The ALJ made the following RFC assessment: plaintiff "is capable of light exertional unskilled work; with postural activities performed only occasionally; never climbing ladders, ropes, and scaffolds; and avoiding exposure to hazards." (R. 16.) As the Commissioner notes, several courts have recognized an ALJ's use of the term "postural activities" to generally mean bending, climbing, kneeling, stooping, crouching, balancing, and crawling. (Doc. 12 at 15.) See Navas v. Comm'r of Soc. Sec., 289 F.Appx. 555, 558 (3d Cir. 2008) (finding that the ALJ sufficiently defined the claimant's limitations by stating that "[the] claimant was incapable of performing postural activities with more than occasional regularity"); Giles v. Astrue, 433 F.Appx. 241, 244 (5th Cir. 2011) (stating that the ALJ limited plaintiff to "no more than frequent postural activities (and no climbing of ladders)"); Brooks v. Soc. Sec. Admin., 430 F.Appx. 468, 474 (6th Cir. 2011) (noting that the ALJ asked the VE about the abilities of an individual limited to "no postural activities except for occasional balancing"); O'Connor-Spinner v. Astrue, 627 F.3d 614, 617 (7th Cir. 2010) (noting that the ALJ posed a hypothetical question about a worker limited from "postural activities like crouching or crawling"); Abreu v. Astrue, 303 F.Appx. 556, 558 (9th Cir. 2008) (finding the ALJ's step-four analysis proper where the ALJ "concluded that [the claimant] has the [RFC] to perform light work activity which involves occasional postural activities'"). The court finds no error in the ALJ's use of the term "postural activities." Additionally, the ALJ's assessment that plaintiff should avoid "exposure to hazards" was sufficiently specific to indicate plaintiff's limitations. See Holland v. Comm'r of Soc. Sec., 530 F.Appx. 860, 863 (11th Cir. 2013) (rejecting an argument that the ALJ's hypothetical question to the VE was deficient where the hypothetical required avoidance of "hazards in the work place").

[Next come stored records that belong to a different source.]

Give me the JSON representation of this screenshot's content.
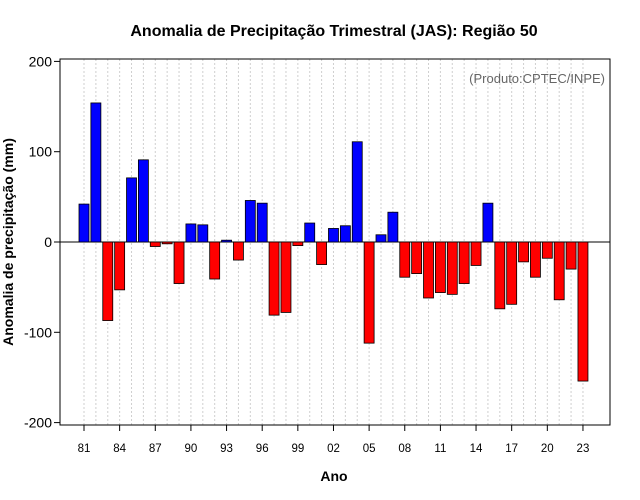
{
  "chart_data": {
    "type": "bar",
    "title": "Anomalia de Precipitação Trimestral (JAS): Região 50",
    "xlabel": "Ano",
    "ylabel": "Anomalia de precipitação (mm)",
    "credit": "(Produto:CPTEC/INPE)",
    "ylim": [
      -205,
      205
    ],
    "yticks": [
      -200,
      -100,
      0,
      100,
      200
    ],
    "grid": "vertical dotted",
    "positive_color": "#0000ff",
    "negative_color": "#ff0000",
    "categories": [
      1981,
      1982,
      1983,
      1984,
      1985,
      1986,
      1987,
      1988,
      1989,
      1990,
      1991,
      1992,
      1993,
      1994,
      1995,
      1996,
      1997,
      1998,
      1999,
      2000,
      2001,
      2002,
      2003,
      2004,
      2005,
      2006,
      2007,
      2008,
      2009,
      2010,
      2011,
      2012,
      2013,
      2014,
      2015,
      2016,
      2017,
      2018,
      2019,
      2020,
      2021,
      2022,
      2023
    ],
    "xtick_labels": [
      "81",
      "84",
      "87",
      "90",
      "93",
      "96",
      "99",
      "02",
      "05",
      "08",
      "11",
      "14",
      "17",
      "20",
      "23"
    ],
    "xtick_years": [
      1981,
      1984,
      1987,
      1990,
      1993,
      1996,
      1999,
      2002,
      2005,
      2008,
      2011,
      2014,
      2017,
      2020,
      2023
    ],
    "values": [
      42,
      154,
      -87,
      -53,
      71,
      91,
      -5,
      -2,
      -46,
      20,
      19,
      -41,
      2,
      -20,
      46,
      43,
      -81,
      -78,
      -4,
      21,
      -25,
      15,
      18,
      111,
      -112,
      8,
      33,
      -39,
      -35,
      -62,
      -56,
      -58,
      -46,
      -26,
      43,
      -74,
      -69,
      -22,
      -39,
      -18,
      -64,
      -30,
      -154
    ]
  }
}
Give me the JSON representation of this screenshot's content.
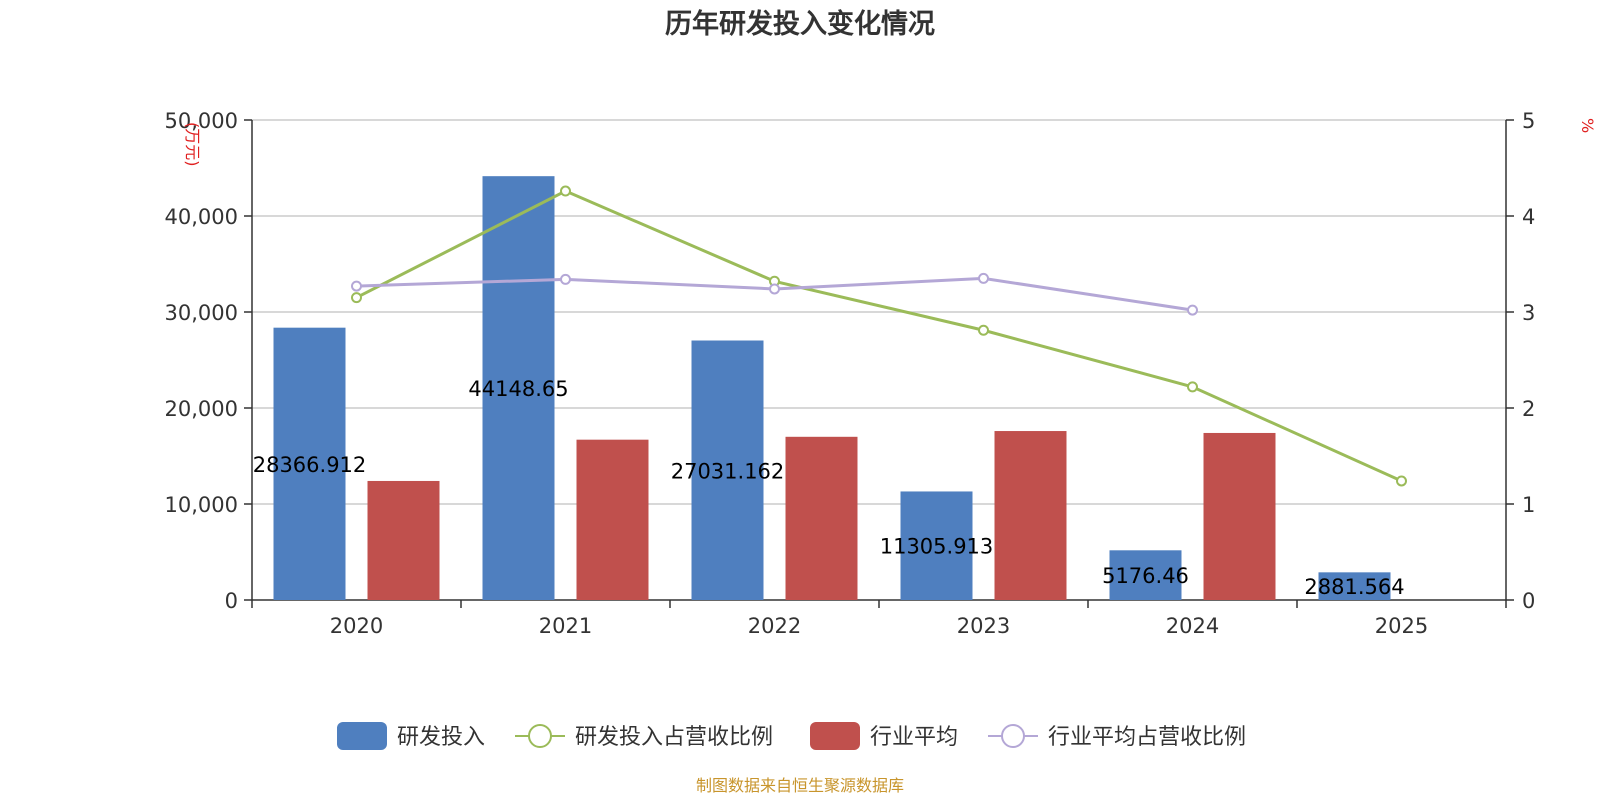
{
  "chart_data": {
    "type": "bar",
    "title": "历年研发投入变化情况",
    "categories": [
      "2020",
      "2021",
      "2022",
      "2023",
      "2024",
      "2025"
    ],
    "y_left": {
      "unit": "(万元)",
      "ylim": [
        0,
        50000
      ],
      "ticks": [
        "0",
        "10,000",
        "20,000",
        "30,000",
        "40,000",
        "50,000"
      ],
      "tick_values": [
        0,
        10000,
        20000,
        30000,
        40000,
        50000
      ]
    },
    "y_right": {
      "unit": "%",
      "ylim": [
        0,
        5
      ],
      "ticks": [
        "0",
        "1",
        "2",
        "3",
        "4",
        "5"
      ],
      "tick_values": [
        0,
        1,
        2,
        3,
        4,
        5
      ]
    },
    "series": [
      {
        "name": "研发投入",
        "kind": "bar",
        "axis": "left",
        "color": "#4f7fbf",
        "values": [
          28366.912,
          44148.65,
          27031.162,
          11305.913,
          5176.46,
          2881.564
        ],
        "labels": [
          "28366.912",
          "44148.65",
          "27031.162",
          "11305.913",
          "5176.46",
          "2881.564"
        ]
      },
      {
        "name": "研发投入占营收比例",
        "kind": "line",
        "axis": "right",
        "color": "#9bbb59",
        "values": [
          3.15,
          4.26,
          3.32,
          2.81,
          2.22,
          1.24
        ]
      },
      {
        "name": "行业平均",
        "kind": "bar",
        "axis": "left",
        "color": "#c0504d",
        "values": [
          12400,
          16700,
          17000,
          17600,
          17400,
          null
        ]
      },
      {
        "name": "行业平均占营收比例",
        "kind": "line",
        "axis": "right",
        "color": "#b4a7d6",
        "values": [
          3.27,
          3.34,
          3.24,
          3.35,
          3.02,
          null
        ]
      }
    ],
    "grid": true,
    "legend_position": "bottom"
  },
  "source": "制图数据来自恒生聚源数据库"
}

Even if the ALJ failed to sufficiently specify the postural activities and hazards to which the RFC refers, the ALJ's error was harmless. The ALJ posed a hypothetical question to the VE to determine the job opportunities available to an individual with the same RFC as plaintiff. (R. 40.) Of the three jobs the VE identified, all would satisfy the requirements of a RFC that more specifically delineated which postural activities and hazards the ALJ limited in his RFC findings. For example, according to the Dictionary of Occupational Titles ["DOT"], the job of cleaner requires occasional stooping, kneeling, and crouching, but requires no balancing, crawling, or climbing. DICOT 323.687-014 (G.P.O.), 1991 WL 672783. Given that the ALJ's RFC assessment provides for occasional postural activities, the job of cleaner accommodates plaintiff's limitations, so the ALJ did not err in generally limiting plaintiff's "postural activities." Under the DOT, neither the job of marker nor cashier requires any climbing, balancing, stooping, kneeling, crouching, or crawling, so those jobs similarly accommodate plaintiff's limitations. DICOT 209.587-034 (G.P.O.), 1991 WL 671802; DICOT 211.462-010 (G.P.O.), 1991 WL 671840. Additionally, none of the three identified jobs requires exposure to any type of hazard. See DICOT 323.687-014 (G.P.O.), 1991 WL 672783; DICOT 209.587-034 (G.P.O.), 1991 WL 671802; DICOT 211.462-010 (G.P.O.), 1991 WL 671840.

The ALJ identified limitations with sufficient specificity in his RFC findings, and thus, did not err.

IV. CONCLUSION

Based on the reasons stated above, this court is of the opinion that the Commissioner's decision is due to be affirmed. An Order in accordance with this Memorandum Opinion will be entered contemporaneously herewith.